Die Mehrheit der Amerikaner ist so verunsichert wie lange nicht. Da sind das tödliche Virus und die massiven wirtschaftlichen Probleme. Droht in den - überwiegend von Weißen bewohnten - Vorstädten tatsächlich ein Bürgerkrieg, so wie es die Bilder vieler Proteste suggerieren? Und dann auch noch die Mega-Feuer, die in nie da gewesener Größenordnung weite Teile der Westküste in Brand setzen.

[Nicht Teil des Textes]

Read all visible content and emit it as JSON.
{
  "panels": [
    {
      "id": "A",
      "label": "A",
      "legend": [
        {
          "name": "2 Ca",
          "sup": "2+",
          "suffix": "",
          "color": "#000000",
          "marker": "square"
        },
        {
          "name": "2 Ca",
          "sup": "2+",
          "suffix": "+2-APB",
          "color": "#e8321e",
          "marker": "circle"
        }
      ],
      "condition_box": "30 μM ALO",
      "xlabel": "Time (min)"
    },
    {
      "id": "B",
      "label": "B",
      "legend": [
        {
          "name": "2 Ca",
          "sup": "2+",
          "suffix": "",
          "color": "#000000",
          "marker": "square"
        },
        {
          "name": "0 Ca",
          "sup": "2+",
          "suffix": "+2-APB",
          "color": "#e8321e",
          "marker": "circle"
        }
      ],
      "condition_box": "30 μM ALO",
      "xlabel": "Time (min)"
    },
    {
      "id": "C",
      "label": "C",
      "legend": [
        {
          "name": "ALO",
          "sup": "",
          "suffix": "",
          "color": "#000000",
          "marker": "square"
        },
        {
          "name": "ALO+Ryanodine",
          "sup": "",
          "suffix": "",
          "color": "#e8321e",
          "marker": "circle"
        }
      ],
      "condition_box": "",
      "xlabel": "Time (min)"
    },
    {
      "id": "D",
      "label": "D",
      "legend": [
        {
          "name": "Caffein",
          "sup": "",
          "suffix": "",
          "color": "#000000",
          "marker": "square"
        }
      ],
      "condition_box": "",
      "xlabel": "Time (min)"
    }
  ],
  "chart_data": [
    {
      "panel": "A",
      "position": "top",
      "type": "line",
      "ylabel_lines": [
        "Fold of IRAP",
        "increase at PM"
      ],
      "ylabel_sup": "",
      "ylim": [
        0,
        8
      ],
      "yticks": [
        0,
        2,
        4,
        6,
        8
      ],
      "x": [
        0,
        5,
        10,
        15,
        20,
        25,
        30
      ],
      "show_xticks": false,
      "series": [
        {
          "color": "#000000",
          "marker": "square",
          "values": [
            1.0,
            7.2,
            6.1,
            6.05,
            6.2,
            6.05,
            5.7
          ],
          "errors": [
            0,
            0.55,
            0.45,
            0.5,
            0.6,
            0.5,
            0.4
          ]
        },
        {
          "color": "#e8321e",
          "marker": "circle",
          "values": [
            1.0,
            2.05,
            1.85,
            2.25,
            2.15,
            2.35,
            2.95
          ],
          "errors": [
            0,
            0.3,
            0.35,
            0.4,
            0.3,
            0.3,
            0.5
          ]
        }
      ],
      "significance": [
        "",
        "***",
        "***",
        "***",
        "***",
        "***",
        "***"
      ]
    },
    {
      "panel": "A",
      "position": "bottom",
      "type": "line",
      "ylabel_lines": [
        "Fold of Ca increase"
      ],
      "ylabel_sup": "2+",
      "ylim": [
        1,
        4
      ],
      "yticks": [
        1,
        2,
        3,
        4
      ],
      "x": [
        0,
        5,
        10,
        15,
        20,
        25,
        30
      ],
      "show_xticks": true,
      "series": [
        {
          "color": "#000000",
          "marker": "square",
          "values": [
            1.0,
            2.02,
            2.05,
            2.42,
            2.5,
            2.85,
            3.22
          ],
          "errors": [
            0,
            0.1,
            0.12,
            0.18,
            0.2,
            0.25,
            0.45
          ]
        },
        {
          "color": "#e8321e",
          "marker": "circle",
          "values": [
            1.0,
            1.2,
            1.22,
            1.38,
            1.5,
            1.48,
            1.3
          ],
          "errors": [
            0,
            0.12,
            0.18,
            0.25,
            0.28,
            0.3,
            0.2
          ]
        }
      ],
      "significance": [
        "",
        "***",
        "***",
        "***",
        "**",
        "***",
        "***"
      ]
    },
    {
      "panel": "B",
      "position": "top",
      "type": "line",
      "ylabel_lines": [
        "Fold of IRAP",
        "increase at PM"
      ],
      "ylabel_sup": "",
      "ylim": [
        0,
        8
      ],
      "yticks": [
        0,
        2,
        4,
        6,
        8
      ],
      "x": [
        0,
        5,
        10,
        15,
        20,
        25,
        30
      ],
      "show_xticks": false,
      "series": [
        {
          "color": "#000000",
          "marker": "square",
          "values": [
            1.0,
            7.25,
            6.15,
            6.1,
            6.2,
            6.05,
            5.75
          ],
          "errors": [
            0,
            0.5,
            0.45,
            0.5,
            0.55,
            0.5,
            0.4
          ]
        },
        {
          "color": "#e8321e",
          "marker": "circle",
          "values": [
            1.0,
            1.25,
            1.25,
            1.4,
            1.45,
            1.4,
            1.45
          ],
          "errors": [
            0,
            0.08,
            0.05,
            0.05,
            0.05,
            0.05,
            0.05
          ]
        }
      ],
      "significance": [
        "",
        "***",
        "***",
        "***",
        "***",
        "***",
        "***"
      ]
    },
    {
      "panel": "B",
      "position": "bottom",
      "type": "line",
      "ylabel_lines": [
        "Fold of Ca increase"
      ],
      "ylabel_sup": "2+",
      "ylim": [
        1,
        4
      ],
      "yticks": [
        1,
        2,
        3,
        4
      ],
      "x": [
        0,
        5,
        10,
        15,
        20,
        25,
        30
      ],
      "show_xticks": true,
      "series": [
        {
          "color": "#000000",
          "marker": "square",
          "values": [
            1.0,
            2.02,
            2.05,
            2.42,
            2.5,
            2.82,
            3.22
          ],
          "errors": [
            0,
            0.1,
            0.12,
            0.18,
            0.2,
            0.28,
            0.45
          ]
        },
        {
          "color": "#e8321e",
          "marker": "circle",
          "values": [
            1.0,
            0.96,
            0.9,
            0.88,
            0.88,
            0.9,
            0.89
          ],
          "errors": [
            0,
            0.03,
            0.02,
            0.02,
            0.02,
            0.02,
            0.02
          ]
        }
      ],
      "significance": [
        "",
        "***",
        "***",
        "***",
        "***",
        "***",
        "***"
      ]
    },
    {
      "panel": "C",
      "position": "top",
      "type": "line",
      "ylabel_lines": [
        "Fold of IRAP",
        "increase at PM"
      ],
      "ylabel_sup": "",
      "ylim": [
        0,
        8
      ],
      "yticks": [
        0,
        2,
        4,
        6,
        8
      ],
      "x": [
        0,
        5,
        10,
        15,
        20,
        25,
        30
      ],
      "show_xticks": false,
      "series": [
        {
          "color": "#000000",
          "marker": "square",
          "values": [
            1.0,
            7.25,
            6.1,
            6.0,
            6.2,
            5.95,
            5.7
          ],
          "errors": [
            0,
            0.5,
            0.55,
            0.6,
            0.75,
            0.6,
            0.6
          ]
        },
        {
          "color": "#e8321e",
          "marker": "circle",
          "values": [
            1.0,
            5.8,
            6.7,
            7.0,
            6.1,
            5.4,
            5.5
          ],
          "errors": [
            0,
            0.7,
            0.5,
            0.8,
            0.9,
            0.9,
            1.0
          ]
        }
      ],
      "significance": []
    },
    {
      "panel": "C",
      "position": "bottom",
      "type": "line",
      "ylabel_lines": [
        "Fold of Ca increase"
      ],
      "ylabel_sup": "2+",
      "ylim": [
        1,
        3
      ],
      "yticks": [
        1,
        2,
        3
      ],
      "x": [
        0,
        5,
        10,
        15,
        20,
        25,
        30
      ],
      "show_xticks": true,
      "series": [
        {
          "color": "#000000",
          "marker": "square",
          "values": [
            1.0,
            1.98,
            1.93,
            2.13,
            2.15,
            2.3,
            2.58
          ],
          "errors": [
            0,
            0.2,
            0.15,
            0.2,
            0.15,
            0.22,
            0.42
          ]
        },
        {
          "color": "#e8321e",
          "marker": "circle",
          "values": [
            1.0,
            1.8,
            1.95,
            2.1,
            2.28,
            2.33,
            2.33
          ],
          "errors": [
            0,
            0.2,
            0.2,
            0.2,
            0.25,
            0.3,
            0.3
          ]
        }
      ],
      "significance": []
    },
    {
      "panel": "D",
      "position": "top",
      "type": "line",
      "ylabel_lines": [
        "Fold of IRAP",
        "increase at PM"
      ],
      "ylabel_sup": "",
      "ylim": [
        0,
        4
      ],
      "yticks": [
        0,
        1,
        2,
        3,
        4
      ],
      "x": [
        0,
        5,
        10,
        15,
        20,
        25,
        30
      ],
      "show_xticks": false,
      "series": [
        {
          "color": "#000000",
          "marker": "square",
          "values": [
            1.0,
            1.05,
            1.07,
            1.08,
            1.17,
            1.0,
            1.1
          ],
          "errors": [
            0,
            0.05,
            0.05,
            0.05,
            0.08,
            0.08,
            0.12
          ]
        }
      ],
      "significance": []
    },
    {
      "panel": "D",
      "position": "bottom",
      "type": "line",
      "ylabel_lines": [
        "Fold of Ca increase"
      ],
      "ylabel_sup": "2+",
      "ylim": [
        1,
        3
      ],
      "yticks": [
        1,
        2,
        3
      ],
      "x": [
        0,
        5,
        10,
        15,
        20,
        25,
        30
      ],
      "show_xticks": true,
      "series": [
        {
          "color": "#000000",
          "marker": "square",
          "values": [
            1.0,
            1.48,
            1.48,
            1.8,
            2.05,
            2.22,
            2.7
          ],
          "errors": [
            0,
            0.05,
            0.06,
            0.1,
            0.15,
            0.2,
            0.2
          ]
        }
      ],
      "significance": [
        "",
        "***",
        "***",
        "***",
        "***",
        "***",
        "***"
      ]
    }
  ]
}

In dieser Situation gibt die angstgetriebene Sehnsucht nach einer starken Hand bei vielen Amerikanerinnen und Amerikanern der kritischen Ursachenforschung keine Chance mehr. Anstatt zu analysieren, was all diese Katastrophen mit einem Präsident zu tun haben, der ja immerhin schon fast eine ganze Amtszeit regiert, wünschen sich viele einfach einen Macher, der die eigenen Erfolge über alles setzt. Einen Mann, der der Welt zeigt, wer hier das Sagen hat. Und der Amerika den Platz auf der Welt verschafft, den es verdient.

Biden so richtig alt aussehen lassen

Da kommt ihm so eine Zeremonie mit vielen starken Männern und viel Pomp gerade recht. An Tagen wie diesen will Trump auch den größten Skeptikern zeigen, wie viel Kraft und Wille zur Macht noch in ihm steckt. Und wie leicht es ihm fällt, seinen Herausforderer Joe Biden so richtig alt aussehen zu lassen.

Je näher der Wahltag rückt, desto schwerer fällt es zu verstehen, warum die Demokraten erneut einen Kandidaten ausgesucht haben, bei dem es am Ende wieder heißen könnte: Donald Trump hat gar nicht gewonnen. Aber sein Gegner hat verloren.